The man’s fork scraped along his plate. Brie snickered nasally. Jan hurried into the conversational gap. “Villembouchure has already fallen, Ambassador. Nessantico will fall, too-again-if Firenzcia doesn’t come to her aid. Do you agree with that?”

Sergei nodded. “I do. Emphatically. Commandant ca’Talin is an excellent leader and I have nothing but respect for his martial skills, but he doesn’t have the resources he needs.”

“Why should I provide them?” Jan asked. “Why shouldn’t I let the Tehuantin flail against Matarh’s Garde Civile? Even if they do take the city, they’ll be so wounded in the process that I could take them with half the army I have here, and take the Sun Throne for myself-without waiting, without this treaty she’s sent. The Tehuantin will likely even take care of the Morelli problem. That’s what Starkkapitan ca’Damont and Archigos Karrol are advising me to do.” From down the table, ca’Damont grunted assent. “Why shouldn’t I follow their advice, Ambassador?”

Sergei sat silent for a moment. Then he leaned back in his chair. He rubbed his nose. “Because you’re a better man than I am, Hirzg,” he said. “If it were Brezno facing invasion, and Kraljica Allesandra were considering whether to come to your aid, I might give her the same advice the Starkkapitan and Archigos are giving you now. Remain aloof; let the invaders wear themselves out first, then go in and take everything for yourself afterward. But I know her as well as I know you. She wouldn’t take that advice from me, any more than you will. She would come to your aid, if circumstances were that dire.”

“You’re awfully confident in your assessment.”

“I’m the Crow. I’m Old Silvernose,” Sergei answered with a wry, gap-toothed smile. “And I know that you, Hirzg, even if you were willing to abandon your matarh entirely, you don’t care to inherit a broken empire and a broken city, so ruined that repairing it will make Firenzcia herself a pauper nation. Nessantico holds your heritage, as it does the heritage of everyone in the Holdings or in the Coalition. It is too precious a jewel to simply cast away.”
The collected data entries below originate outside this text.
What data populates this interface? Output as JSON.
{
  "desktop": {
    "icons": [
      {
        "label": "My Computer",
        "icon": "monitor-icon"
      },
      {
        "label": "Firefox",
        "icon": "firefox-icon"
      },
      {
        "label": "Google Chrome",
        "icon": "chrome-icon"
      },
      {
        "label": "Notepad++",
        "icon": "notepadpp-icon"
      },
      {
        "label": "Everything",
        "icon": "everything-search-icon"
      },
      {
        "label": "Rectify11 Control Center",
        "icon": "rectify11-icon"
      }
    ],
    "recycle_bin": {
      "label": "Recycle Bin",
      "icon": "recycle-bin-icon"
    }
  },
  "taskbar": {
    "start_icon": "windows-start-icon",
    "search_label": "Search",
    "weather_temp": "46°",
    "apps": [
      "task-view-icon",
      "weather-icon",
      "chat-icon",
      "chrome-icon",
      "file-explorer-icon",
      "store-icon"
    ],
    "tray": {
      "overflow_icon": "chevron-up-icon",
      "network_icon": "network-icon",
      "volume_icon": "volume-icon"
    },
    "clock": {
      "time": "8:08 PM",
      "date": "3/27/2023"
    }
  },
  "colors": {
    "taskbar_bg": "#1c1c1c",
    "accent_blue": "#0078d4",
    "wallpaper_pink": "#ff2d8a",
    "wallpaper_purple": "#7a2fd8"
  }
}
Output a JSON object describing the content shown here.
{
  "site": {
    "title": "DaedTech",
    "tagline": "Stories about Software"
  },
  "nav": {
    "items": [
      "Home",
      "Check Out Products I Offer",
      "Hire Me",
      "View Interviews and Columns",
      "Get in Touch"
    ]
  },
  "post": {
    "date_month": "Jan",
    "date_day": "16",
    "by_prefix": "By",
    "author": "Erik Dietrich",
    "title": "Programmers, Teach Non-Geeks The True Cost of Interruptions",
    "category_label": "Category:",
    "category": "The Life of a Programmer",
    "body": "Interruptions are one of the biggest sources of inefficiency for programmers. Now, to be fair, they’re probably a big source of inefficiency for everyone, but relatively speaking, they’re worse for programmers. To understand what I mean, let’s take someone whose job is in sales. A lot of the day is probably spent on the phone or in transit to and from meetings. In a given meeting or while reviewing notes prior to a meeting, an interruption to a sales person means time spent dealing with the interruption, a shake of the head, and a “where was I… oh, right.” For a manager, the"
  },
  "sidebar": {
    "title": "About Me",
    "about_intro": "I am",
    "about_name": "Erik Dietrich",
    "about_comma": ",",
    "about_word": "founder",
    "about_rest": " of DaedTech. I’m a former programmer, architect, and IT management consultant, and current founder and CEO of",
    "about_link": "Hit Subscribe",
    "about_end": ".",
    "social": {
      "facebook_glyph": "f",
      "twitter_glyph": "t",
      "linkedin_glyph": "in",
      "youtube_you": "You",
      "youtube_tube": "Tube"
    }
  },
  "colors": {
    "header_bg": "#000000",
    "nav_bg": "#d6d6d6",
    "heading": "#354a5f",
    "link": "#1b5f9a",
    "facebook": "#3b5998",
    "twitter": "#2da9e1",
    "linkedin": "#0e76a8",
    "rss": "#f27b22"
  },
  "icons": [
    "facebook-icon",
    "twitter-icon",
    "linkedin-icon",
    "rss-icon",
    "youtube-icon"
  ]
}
The man was warped and twisted. His predilections were odious. But Jan knew of no one alive who knew the intrigues of the nations so well-and the man had once saved his life, as well as his matarh’s. And, in this, he was right.

Jan nodded. With Sergei’s words, the decision had come to him, falling into place and erasing all the doubts. “That is why I will sign the treaty,” he told them. “I will take Matarh’s offer, and we will ride to Nessantico-if only to preserve the empire that will one day be mine.”